Project Summary/Abstract
Medicaid patients experience significant health inequities. Medicaid patients have worse access to primary
care, which leads to adverse health events and utilization of high-cost services. Medicaid behavioral health
(BH) patients face even worse outcomes. Medicaid BH patients have higher rates of comorbid physical illness,
and have four times higher spending and mortality rates than those without a BH diagnosis. Medicaid BH
patients require complex clinical coordination, making care integration across delivery settings an urgent
policy goal. In an effort to improve utilization and health outcomes for BH patients, Medicaid programs across
the country are using pay-for-performance (P4P) to enact delivery system reform. P4P payment programs
reimburse health providers for achieving quality process and outcome milestones instead of services volume.

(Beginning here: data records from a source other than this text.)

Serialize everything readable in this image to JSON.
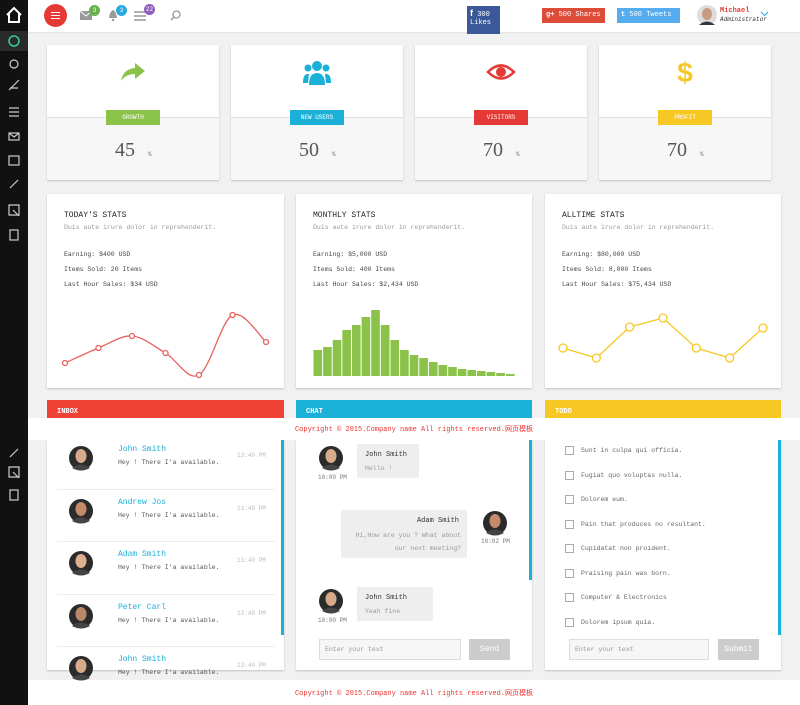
{
  "header": {
    "badges": [
      3,
      3,
      22
    ],
    "facebook": {
      "count": 300,
      "label": "Likes"
    },
    "google": {
      "count": 500,
      "label": "Shares"
    },
    "twitter": {
      "count": 500,
      "label": "Tweets"
    },
    "user": {
      "name": "Michael",
      "role": "Administrator"
    }
  },
  "cards": [
    {
      "label": "GROWTH",
      "value": 45,
      "unit": "%"
    },
    {
      "label": "NEW USERS",
      "value": 50,
      "unit": "%"
    },
    {
      "label": "VISITORS",
      "value": 70,
      "unit": "%"
    },
    {
      "label": "PROFIT",
      "value": 70,
      "unit": "%"
    }
  ],
  "stats": [
    {
      "title": "TODAY'S STATS",
      "subtitle": "Duis aute irure dolor in reprehenderit.",
      "lines": [
        "Earning: $400 USD",
        "Items Sold: 20 Items",
        "Last Hour Sales: $34 USD"
      ]
    },
    {
      "title": "MONTHLY STATS",
      "subtitle": "Duis aute irure dolor in reprehenderit.",
      "lines": [
        "Earning: $5,000 USD",
        "Items Sold: 400 Items",
        "Last Hour Sales: $2,434 USD"
      ]
    },
    {
      "title": "ALLTIME STATS",
      "subtitle": "Duis aute irure dolor in reprehenderit.",
      "lines": [
        "Earning: $80,000 USD",
        "Items Sold: 8,000 Items",
        "Last Hour Sales: $75,434 USD"
      ]
    }
  ],
  "chart_data": [
    {
      "type": "line",
      "color": "#e8615a",
      "smooth": true,
      "values": [
        22,
        37,
        49,
        32,
        10,
        70,
        43
      ]
    },
    {
      "type": "bar",
      "color": "#8bc34a",
      "values": [
        26,
        29,
        36,
        46,
        51,
        59,
        66,
        51,
        36,
        26,
        21,
        18,
        14,
        11,
        9,
        7,
        6,
        5,
        4,
        3,
        2
      ]
    },
    {
      "type": "line",
      "color": "#f7c824",
      "smooth": false,
      "values": [
        37,
        27,
        58,
        67,
        37,
        27,
        57
      ]
    }
  ],
  "panels": {
    "inbox": {
      "title": "INBOX",
      "items": [
        {
          "name": "John Smith",
          "message": "Hey ! There I'a available.",
          "time": "13:40 PM"
        },
        {
          "name": "Andrew Jos",
          "message": "Hey ! There I'a available.",
          "time": "13:40 PM"
        },
        {
          "name": "Adam Smith",
          "message": "Hey ! There I'a available.",
          "time": "13:40 PM"
        },
        {
          "name": "Peter Carl",
          "message": "Hey ! There I'a available.",
          "time": "13:40 PM"
        },
        {
          "name": "John Smith",
          "message": "Hey ! There I'a available.",
          "time": "13:40 PM"
        }
      ]
    },
    "chat": {
      "title": "CHAT",
      "messages": [
        {
          "name": "John Smith",
          "text": "Hello !",
          "time": "10:00 PM"
        },
        {
          "name": "Adam Smith",
          "text": "Hi,How are you ? What about our next meeting?",
          "time": "10:02 PM"
        },
        {
          "name": "John Smith",
          "text": "Yeah fine",
          "time": "10:00 PM"
        }
      ],
      "placeholder": "Enter your text",
      "button": "Send"
    },
    "todo": {
      "title": "TODO",
      "items": [
        "Sunt in culpa qui officia.",
        "Fugiat quo voluptas nulla.",
        "Dolorem eum.",
        "Pain that produces no resultant.",
        "Cupidatat non proident.",
        "Praising pain was born.",
        "Computer & Electronics",
        "Dolorem ipsum quia."
      ],
      "placeholder": "Enter your text",
      "button": "Submit"
    }
  },
  "footer": {
    "text": "Copyright © 2015.Company name All rights reserved.",
    "link": "网页模板"
  }
}
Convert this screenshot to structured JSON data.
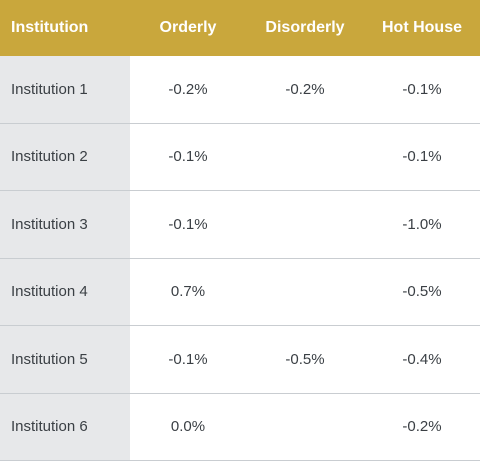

In 2014, New York (NY) Medicaid established a program by which health providers were paid using P4P in
order to finance delivery reform initiatives. P4P may especially benefit BH patients, whose complex care needs
coordination and increased quality standardization. There is a growing push for states to adopt Medicaid P4P,
yet the impact of P4P programs have not been rigorously studied within Medicaid, especially in the context of
behavioral health care. This study investigates if Medicaid P4P reform is effective at improving health
outcomes and utilization for patients with unipolar depression, bipolar depression, and schizophrenia. We will
use a difference-in-differences (DiD) analysis to compare utilization and outcomes of Medicaid BH patients
receiving care from providers receiving P4P incentives to utilization and outcomes of Medicaid BH patients
receiving care from providers without P4P incentives. In NY’s P4P program, about 70% of all Medicaid primary
care providers participated in geographically diverse settings, enabling construction of exposed and
unexposed Medicaid BH to payment reform. Descriptive statistics and preliminary results on outcomes will be
presented. Analytic issues will be discussed, including approaches to address potential bias and group
comparability such as propensity score weights. This proposal also includes a detailed description of my
training plan, including scientific and career development training, as well as details on the excellent training
environment of NYU Grossman School of Medicine’s MSTP program.